- A famous Catholic family called the Aylmers lived at Lyons for about 400 years. In the 1641 Rising, the Earl of Ormonde burned Lyons and the old castle was destroyed and never rebuilt. Even though they were Catholics they were spared by Cromwell and later by King William of Orange. They sold the land to Sir Nicholas Lawless in 1796. The large existing Georgian mansion was built of stone in 1797.
- Nicholas Lawless was the son of Robin Lawless who came from the Wicklow hills and sold turf from an ass and cart on the streets of Dublin. A wool merchant, out of charity, allowed him to pass the bitter winter in his house in Dublin. When the wool merchant died Robin married his widow and became a wool merchant himself. He later became involved in banking and was a very successful businessman.
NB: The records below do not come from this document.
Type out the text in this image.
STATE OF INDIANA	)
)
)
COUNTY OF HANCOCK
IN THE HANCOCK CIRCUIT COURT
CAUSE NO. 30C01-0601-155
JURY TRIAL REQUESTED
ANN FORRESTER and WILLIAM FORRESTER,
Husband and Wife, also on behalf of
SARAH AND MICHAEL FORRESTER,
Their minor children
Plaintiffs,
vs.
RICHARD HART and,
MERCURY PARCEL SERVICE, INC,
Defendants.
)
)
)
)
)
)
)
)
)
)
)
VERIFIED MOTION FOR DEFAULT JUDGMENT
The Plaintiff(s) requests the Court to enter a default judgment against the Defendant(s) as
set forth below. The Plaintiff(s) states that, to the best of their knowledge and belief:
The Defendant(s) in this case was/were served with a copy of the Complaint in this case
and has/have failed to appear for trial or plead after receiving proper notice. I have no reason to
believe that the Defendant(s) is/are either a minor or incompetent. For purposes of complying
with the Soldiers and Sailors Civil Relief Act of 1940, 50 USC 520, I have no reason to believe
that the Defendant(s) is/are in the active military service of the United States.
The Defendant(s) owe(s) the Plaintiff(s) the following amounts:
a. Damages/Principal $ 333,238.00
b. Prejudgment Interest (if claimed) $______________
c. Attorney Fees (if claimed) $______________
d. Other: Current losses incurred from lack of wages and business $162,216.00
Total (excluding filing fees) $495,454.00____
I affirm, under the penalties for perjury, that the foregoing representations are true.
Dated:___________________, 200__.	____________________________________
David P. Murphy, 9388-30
- Nicholas Lawless had a famous son called Lord Valentine who was a friend of Wolfe Tone, Lord Edward Fitzgerald, Henry Grattan and Daniel O'Connell.
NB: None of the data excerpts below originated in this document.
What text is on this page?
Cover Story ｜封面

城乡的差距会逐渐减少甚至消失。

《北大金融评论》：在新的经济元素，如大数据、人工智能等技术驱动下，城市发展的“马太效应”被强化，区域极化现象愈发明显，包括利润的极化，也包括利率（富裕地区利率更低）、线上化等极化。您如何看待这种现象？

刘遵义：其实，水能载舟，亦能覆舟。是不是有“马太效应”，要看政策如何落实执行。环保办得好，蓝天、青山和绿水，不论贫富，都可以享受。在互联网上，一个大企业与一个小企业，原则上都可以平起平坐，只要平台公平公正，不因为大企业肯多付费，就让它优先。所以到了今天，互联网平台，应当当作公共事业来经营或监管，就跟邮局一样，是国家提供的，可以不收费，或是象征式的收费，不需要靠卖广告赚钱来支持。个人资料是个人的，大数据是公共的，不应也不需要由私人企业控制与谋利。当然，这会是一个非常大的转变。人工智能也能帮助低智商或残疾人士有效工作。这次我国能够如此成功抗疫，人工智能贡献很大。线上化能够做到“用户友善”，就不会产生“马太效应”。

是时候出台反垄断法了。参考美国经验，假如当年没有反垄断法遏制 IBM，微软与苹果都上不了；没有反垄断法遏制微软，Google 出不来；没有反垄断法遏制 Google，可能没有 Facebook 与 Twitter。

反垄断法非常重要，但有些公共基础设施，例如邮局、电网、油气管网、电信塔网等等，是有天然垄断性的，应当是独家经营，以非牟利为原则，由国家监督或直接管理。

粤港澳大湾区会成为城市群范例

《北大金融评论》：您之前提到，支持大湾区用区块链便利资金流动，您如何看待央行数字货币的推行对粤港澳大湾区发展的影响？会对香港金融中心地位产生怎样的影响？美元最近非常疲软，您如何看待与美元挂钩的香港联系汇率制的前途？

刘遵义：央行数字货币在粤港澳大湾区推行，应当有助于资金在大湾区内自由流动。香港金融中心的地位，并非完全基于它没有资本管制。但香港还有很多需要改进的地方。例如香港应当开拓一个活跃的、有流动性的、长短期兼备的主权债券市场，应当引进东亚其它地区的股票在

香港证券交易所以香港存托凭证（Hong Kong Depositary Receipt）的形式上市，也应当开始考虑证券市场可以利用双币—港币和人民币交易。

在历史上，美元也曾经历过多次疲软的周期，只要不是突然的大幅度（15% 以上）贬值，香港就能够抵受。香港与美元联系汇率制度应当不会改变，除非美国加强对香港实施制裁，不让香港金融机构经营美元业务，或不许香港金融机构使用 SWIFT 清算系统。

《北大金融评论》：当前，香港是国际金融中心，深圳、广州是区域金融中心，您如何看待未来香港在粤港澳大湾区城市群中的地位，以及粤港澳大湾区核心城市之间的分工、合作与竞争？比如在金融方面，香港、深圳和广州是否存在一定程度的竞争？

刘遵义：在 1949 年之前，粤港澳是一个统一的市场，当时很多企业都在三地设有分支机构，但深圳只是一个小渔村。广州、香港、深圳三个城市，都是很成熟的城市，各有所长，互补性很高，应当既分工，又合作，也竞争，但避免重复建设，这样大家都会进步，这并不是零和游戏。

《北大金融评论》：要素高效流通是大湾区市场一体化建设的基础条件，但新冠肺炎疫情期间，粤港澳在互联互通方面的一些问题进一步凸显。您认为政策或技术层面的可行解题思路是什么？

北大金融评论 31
- Valentine was a very progressive farmer. He loved goods of Irish manufacture and this led him to wear green clothes made in Ireland.
- Emily Lawless was the grand-daughter of Lord Valentine who wrote famous poems such as the "Wild Geese" and "Fontenoy". She diedin 1913.
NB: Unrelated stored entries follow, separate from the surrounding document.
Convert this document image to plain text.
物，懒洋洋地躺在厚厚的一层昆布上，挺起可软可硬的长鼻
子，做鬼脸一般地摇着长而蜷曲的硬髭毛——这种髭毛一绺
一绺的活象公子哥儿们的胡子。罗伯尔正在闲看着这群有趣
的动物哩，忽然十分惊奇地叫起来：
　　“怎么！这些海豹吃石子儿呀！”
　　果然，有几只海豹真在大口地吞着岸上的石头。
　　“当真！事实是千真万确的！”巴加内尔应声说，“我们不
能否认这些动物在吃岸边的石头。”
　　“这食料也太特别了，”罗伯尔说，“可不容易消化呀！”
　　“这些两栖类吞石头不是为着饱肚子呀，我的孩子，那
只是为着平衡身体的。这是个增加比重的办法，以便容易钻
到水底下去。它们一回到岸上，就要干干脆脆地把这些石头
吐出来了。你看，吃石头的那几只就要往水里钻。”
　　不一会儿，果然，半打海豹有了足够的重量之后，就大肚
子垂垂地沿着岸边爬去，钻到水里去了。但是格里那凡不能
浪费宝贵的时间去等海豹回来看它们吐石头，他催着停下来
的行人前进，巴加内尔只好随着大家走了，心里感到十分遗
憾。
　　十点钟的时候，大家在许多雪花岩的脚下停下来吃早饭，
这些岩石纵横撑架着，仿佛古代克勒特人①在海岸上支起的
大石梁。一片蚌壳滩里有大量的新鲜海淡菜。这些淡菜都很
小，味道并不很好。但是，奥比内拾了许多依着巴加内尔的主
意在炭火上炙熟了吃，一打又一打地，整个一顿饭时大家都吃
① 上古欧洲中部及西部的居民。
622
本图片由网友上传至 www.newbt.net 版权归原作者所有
- Mary Lawless was a friend of the Dublin strikers of 1913. She begged of her father to give her a cow to supply milk to those who were locked out. Lord Cloncurry promised her the cow if she would drive it to Dublin herself. Without hesitation the animal was driven to Liberty Hall.
- The house and about half the lands is now the home of the family of the late Tony Ryan (of Ryanair). The other 600 acres is owned by University College, Dublin.